Does Implant Design Affect Hospital Metrics and Patient Outcomes? TKA Utilizing a “Fast Track” Protocol

Important Safety Information

The iTotal CR Knee Replacement Systems are intended for use as a total knee replacement in patients with knee joint pain and disability whose conditions cannot be solely addressed by the use of a prosthetic device that treats only one or two of the three knee compartments, such as a unicondylar, patellofemoral or bicompartmental prosthesis. Only a licensed physician can help you determine the appropriate medical treatment. There are potential risks to knee replacement surgery, and individual results may vary. Before making any decisions concerning medical treatment, consult your physician regarding your options and the risks of those options. The longevity, performance and feel of any knee implant will depend on various factors, including your physical condition, your activity level, adherence to your physician’s instructions, and other factors.

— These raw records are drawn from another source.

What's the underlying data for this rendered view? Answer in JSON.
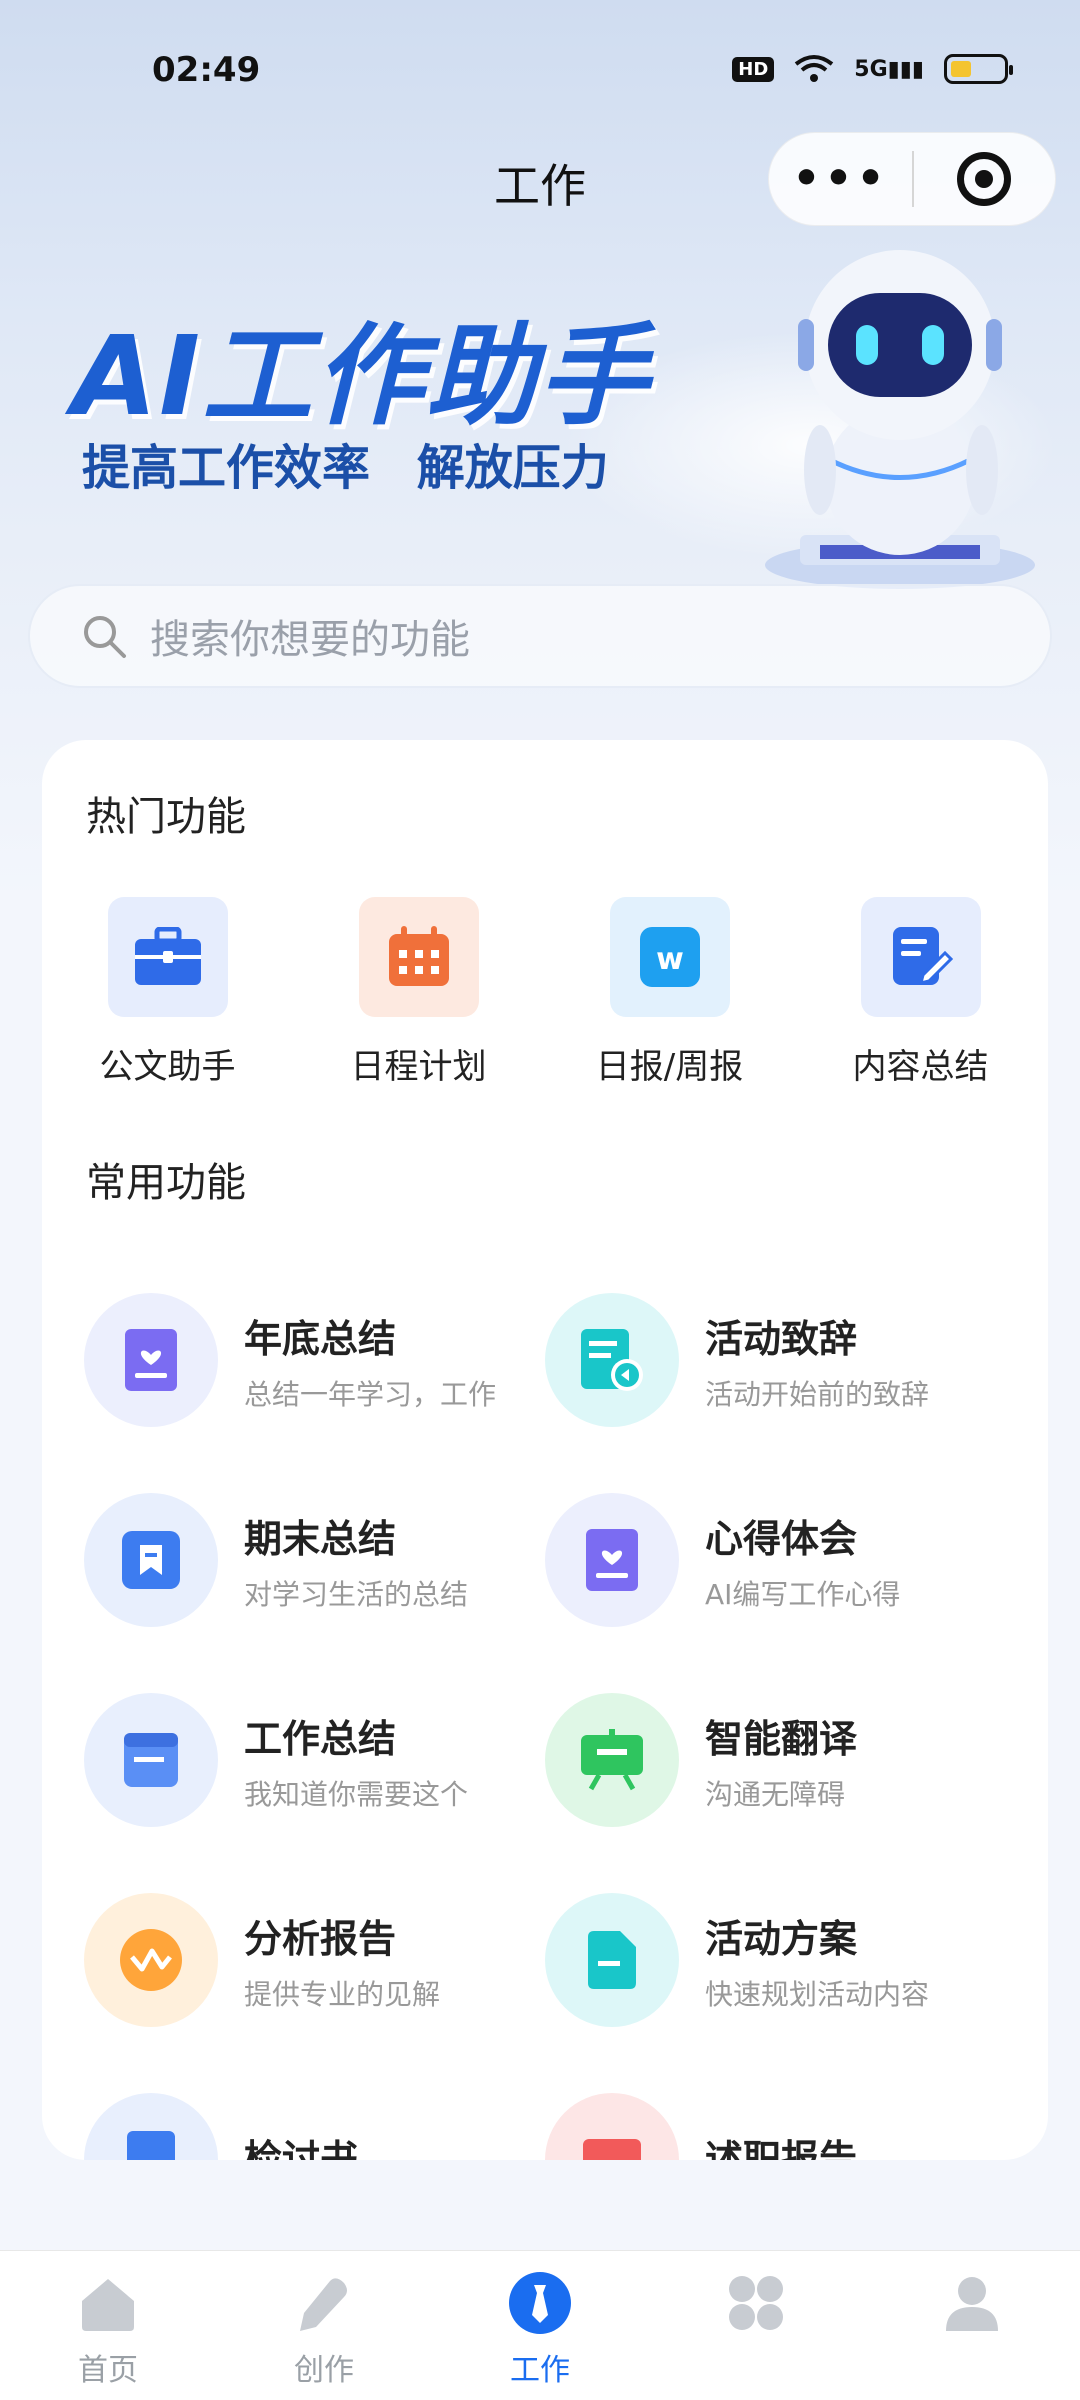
{
  "status": {
    "time": "02:49",
    "hd": "HD",
    "network": "5G"
  },
  "nav": {
    "title": "工作"
  },
  "hero": {
    "title": "AI工作助手",
    "subtitle": "提高工作效率 解放压力"
  },
  "search": {
    "placeholder": "搜索你想要的功能"
  },
  "hot": {
    "title": "热门功能",
    "items": [
      {
        "label": "公文助手",
        "icon": "briefcase-icon",
        "color": "#2f6be8"
      },
      {
        "label": "日程计划",
        "icon": "calendar-icon",
        "color": "#f0703a"
      },
      {
        "label": "日报/周报",
        "icon": "word-doc-icon",
        "color": "#1ea0f0"
      },
      {
        "label": "内容总结",
        "icon": "edit-note-icon",
        "color": "#2f6be8"
      }
    ]
  },
  "common": {
    "title": "常用功能",
    "items": [
      {
        "name": "年底总结",
        "desc": "总结一年学习，工作",
        "icon": "heart-doc-icon"
      },
      {
        "name": "活动致辞",
        "desc": "活动开始前的致辞",
        "icon": "speech-doc-icon"
      },
      {
        "name": "期末总结",
        "desc": "对学习生活的总结",
        "icon": "bookmark-icon"
      },
      {
        "name": "心得体会",
        "desc": "AI编写工作心得",
        "icon": "heart-doc-icon"
      },
      {
        "name": "工作总结",
        "desc": "我知道你需要这个",
        "icon": "document-icon"
      },
      {
        "name": "智能翻译",
        "desc": "沟通无障碍",
        "icon": "presentation-icon"
      },
      {
        "name": "分析报告",
        "desc": "提供专业的见解",
        "icon": "analytics-icon"
      },
      {
        "name": "活动方案",
        "desc": "快速规划活动内容",
        "icon": "file-icon"
      },
      {
        "name": "检讨书",
        "desc": "",
        "icon": "doc-icon"
      },
      {
        "name": "述职报告",
        "desc": "",
        "icon": "report-icon"
      }
    ]
  },
  "tabs": [
    {
      "label": "首页",
      "icon": "home-icon"
    },
    {
      "label": "创作",
      "icon": "pen-icon"
    },
    {
      "label": "工作",
      "icon": "tie-icon",
      "active": true
    },
    {
      "label": "",
      "icon": "apps-icon"
    },
    {
      "label": "",
      "icon": "profile-icon"
    }
  ],
  "colors": {
    "accent": "#1a6df0",
    "hero_title": "#1d5fd1",
    "hero_sub": "#1b4fa8"
  }
}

The Indications for Use of iTotal CR include:

  • Painful joint disease due to osteoarthritis, traumatic arthritis, rheumatoid arthritis or osteonecrosis of the knee.
  • Post traumatic loss of joint function.
  • Moderate varus, valgus or flexion deformity in which the ligamentous structures can be returned to adequate function and stability.
  • Failed osteotomies, hemiarthroplasties, and unicondylar, patellofemoral or bicompartmental implants.
  • Revision procedures provided that anatomic landmarks necessary for alignment and positioning of the implant are identifiable on patient imaging scans.

The implant is intended for cemented use only.

Caution: Federal law restricts this device to sale by or on the order of a physician.